Mr Zappia cast his vote at Pooraka Primary School and visited 10 polling booths before ending his low-profile campaign with a private function at Ridgehaven.
Liberal candidate Sue Lawrie, who voted at UniSA’s Mawson Lakes campus, said it was impossible to tell who would win when asked about her chances at 4.30pm.
“I believe there is a swing on, but I don’t know if it’s enough to get me through,” she said.
“My experienced campaigners say there’s a good swing happening but we’ll have to see how big it is tonight.
“The atmosphere has been really good today, it’s really one of the best campaigns I’ve been involved in on the day.”
The Sunday Mail spoke to voters at several polling booths, including Modbury North father-of-four Steve Westerholm, who voted at Modbury Primary School.
“I’ve always voted Liberal and thought there was no need to do any different this time around,” the 39-year-old said.
Mr Zappia first ran for the seat of Makin in 2004 and achieved a swing of 2.7 per cent, but was defeated by the Liberal Party’s Trish Draper.
He prevailed at the 2007 election with an 8.6 per cent swing- the largest to Labor in Adelaide- and increased his margin further in 2010.
A mayor of the City of Salisbury for 10 years, Mr Zappia has also won 10 national powerlifting championships.
He highlighted aged care and securing the future of the defence sector and Holden in SA as key issues in his electorate.
Today’s federal election marked the eighth time Ms Lawrie, who cast her vote at UniSA’s Mawson Lakes campus, has ran as a Liberal candidate at a Federal or State election.
She contested her first federal election in 1982 for the seat of Price and has ran for the State seats of Cheltenham and Port Adelaide.
This is her first time contesting the seat of Makin, where key campaign highlights included supporting Tea Tree Gully Council’s youth centre HIVE 12- 25.
Labor also anticipates it will lose ground in its safer seats of Kingston and Port Adelaide, but believes it has buffers large enough to prevent losses.
Both sides expect the Liberals to increase their advantage in the marginal seat of presently slim margin in Boothby.
A Coalition win would set the scene for infrastructure funding battles with the State Government, as well as clear the air for the start of the state election campaign.

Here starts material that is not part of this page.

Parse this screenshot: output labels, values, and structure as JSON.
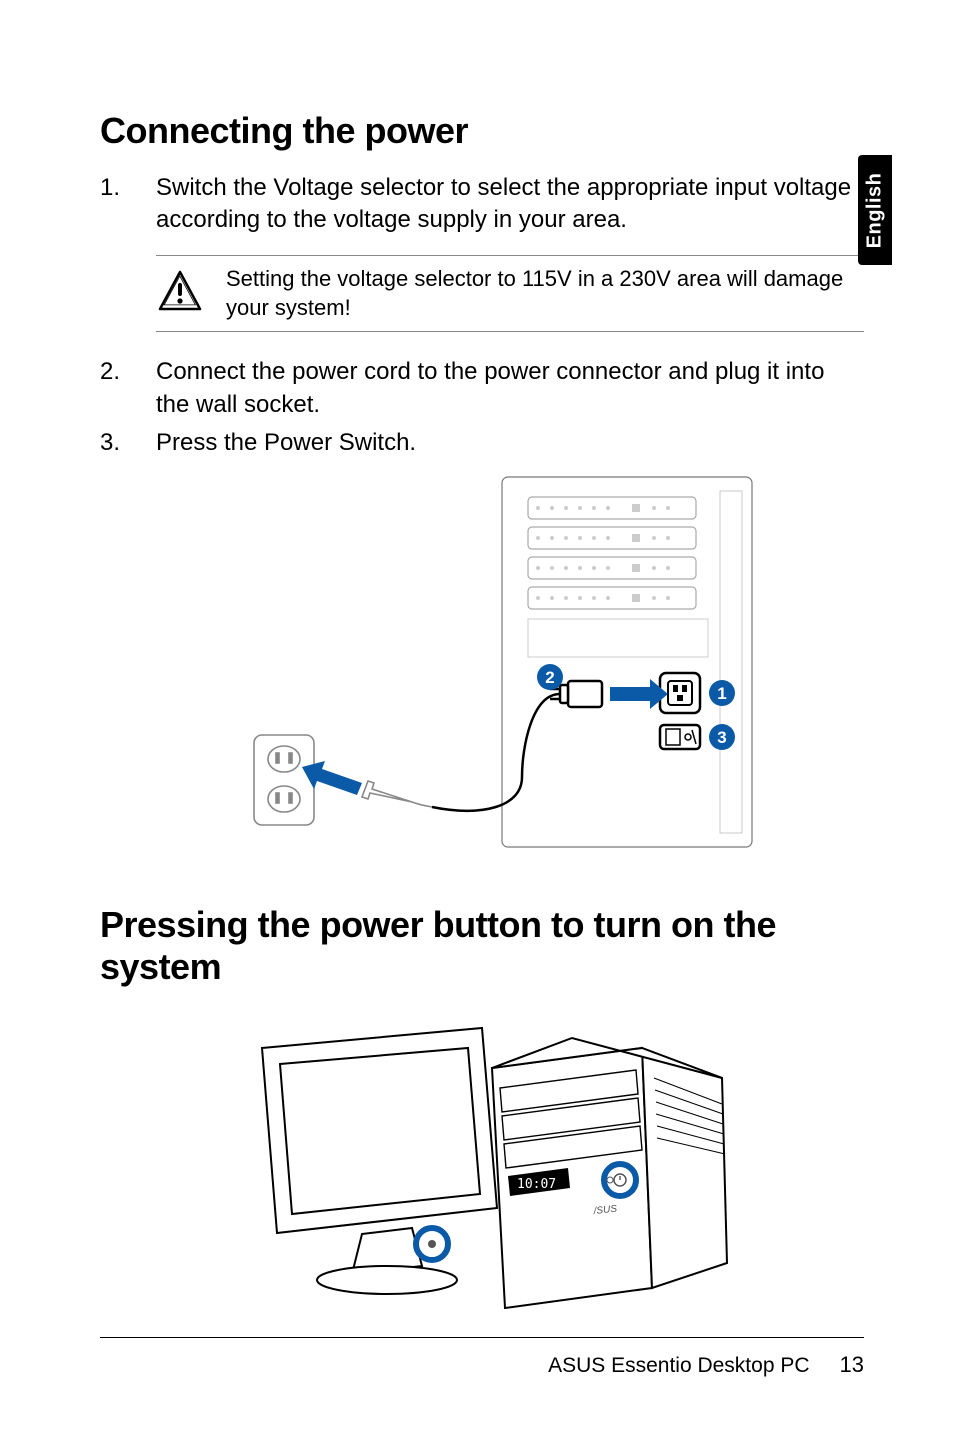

SA Transport and Infrastructure Minister Tom Koutsantonis warned he was taking legal advice over Coalition plans to cut federal funding for a Tonsley Park rail upgrade.
A $32 million funding clawback was announced in Coalition costings on Thursday.
“There’s boots on the ground already,” Mr Koutsantonis said. “These are Budget announcements that we have entered into with the legitimate government of Australia.”
A dispute is also expected to flare over rival funding plans for South Rd, with the State Government favouring fixing a section near Port Rd instead of the Darlington interchange.
The next prime minister will also have to enter into immediate negotiations with Holden over a new rescue package to secure operations in Adelaide until 2022 and begin finalising multi-billion-dollar plans for a new submarine fleet to be constructed at Osborne.
An estimated 130,000 South Australians have already voted at pre-polling stations or by post.